A plaintiff could recover statutory damages under both the automated-call and do-not-call-list subsections of the Telephone Consumer Protection Act, the 6th Circuit has ruled in reversing a dismissal.

The plaintiff sued in federal court, alleging that the defendant violated the Act by placing 33 unsolicited telemarketing calls to his home, most after he had requested that he be placed on the company’s do-not-call list.

The defendant argued that the plaintiff’s damages did not exceed $75,000 as required for federal diversity jurisdiction over the plaintiff’s related state-law claims.

But the court concluded that that the plaintiff’s requested damages exceeded the jurisdictional threshold because he could recover statutory damages under both the automated-call and do-not-call-list subsections of the Act.

The court said that the fact that the Act includes separate provisions for statutory damages “suggests that a plaintiff could recover under both.”

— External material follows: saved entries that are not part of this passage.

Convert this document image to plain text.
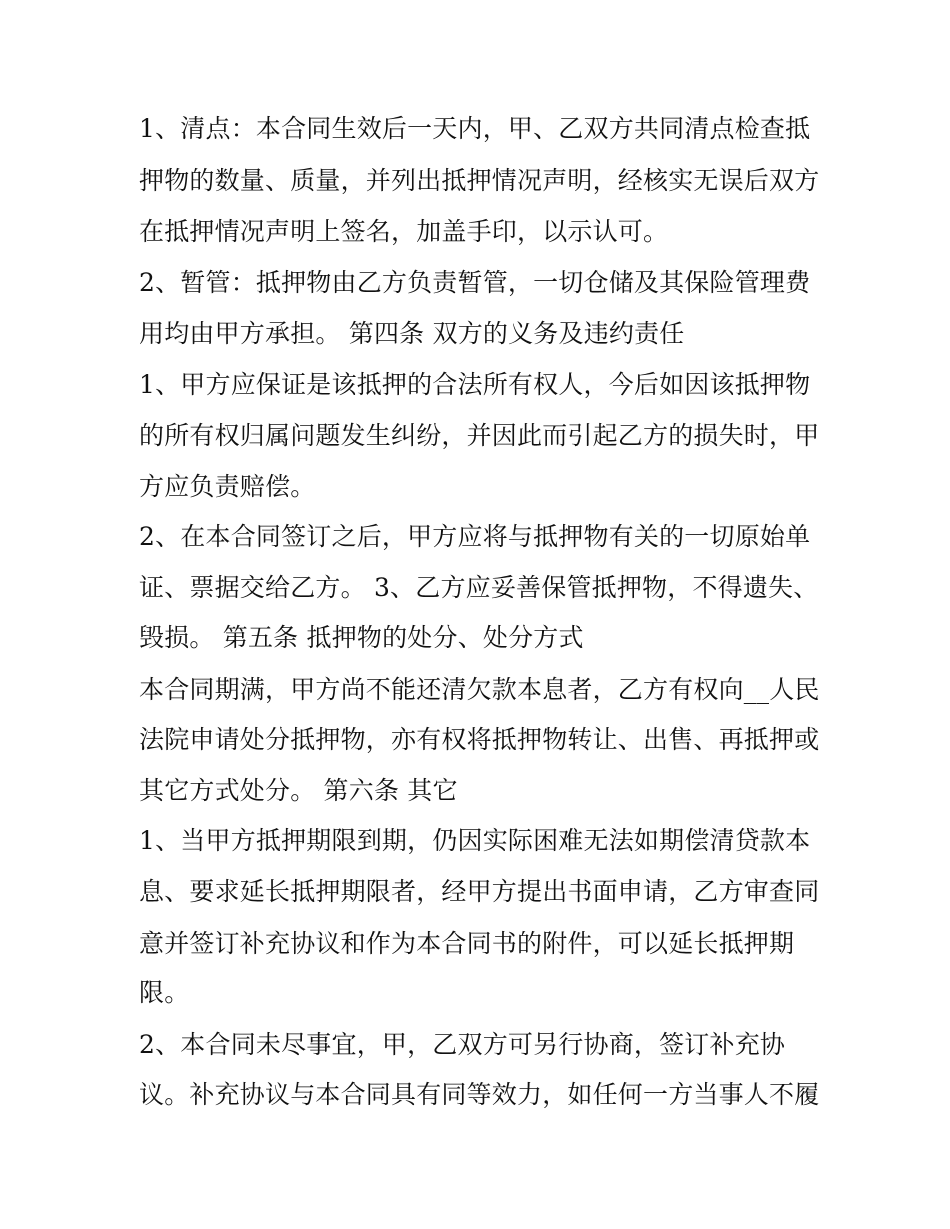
1、清点：本合同生效后一天内，甲、乙双方共同清点检查抵
押物的数量、质量，并列出抵押情况声明，经核实无误后双方
在抵押情况声明上签名，加盖手印，以示认可。
2、暂管：抵押物由乙方负责暂管，一切仓储及其保险管理费
用均由甲方承担。 第四条 双方的义务及违约责任
1、甲方应保证是该抵押的合法所有权人，今后如因该抵押物
的所有权归属问题发生纠纷，并因此而引起乙方的损失时，甲
方应负责赔偿。
2、在本合同签订之后，甲方应将与抵押物有关的一切原始单
证、票据交给乙方。 3、乙方应妥善保管抵押物，不得遗失、
毁损。 第五条 抵押物的处分、处分方式
本合同期满，甲方尚不能还清欠款本息者，乙方有权向__人民
法院申请处分抵押物，亦有权将抵押物转让、出售、再抵押或
其它方式处分。 第六条 其它
1、当甲方抵押期限到期，仍因实际困难无法如期偿清贷款本
息、要求延长抵押期限者，经甲方提出书面申请，乙方审查同
意并签订补充协议和作为本合同书的附件，可以延长抵押期
限。
2、本合同未尽事宜，甲，乙双方可另行协商，签订补充协
议。补充协议与本合同具有同等效力，如任何一方当事人不履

It explained that §227(c) of the Act, which requires the maintenance of a do-not-call list, “has a threshold requirement that a person ‘receive more than one telephone call within any 12-month period by or on behalf of the same entity.’ Subsection (c)’s private-right-of-action provision also includes an affirmative defense if ‘the defendant has established and implemented, with due care, reasonable practices and procedures to effectively prevent telephone solicitations in violation of the regulations prescribed under [§227(c)].’ These provisions do not appear in the automated-call subsection, § 227(b)(3).”

In addition to deciding that diversity jurisdiction existed in the case, the court held that federal courts have federal-question jurisdiction over private TCPA claims such as those raised by the plaintiff.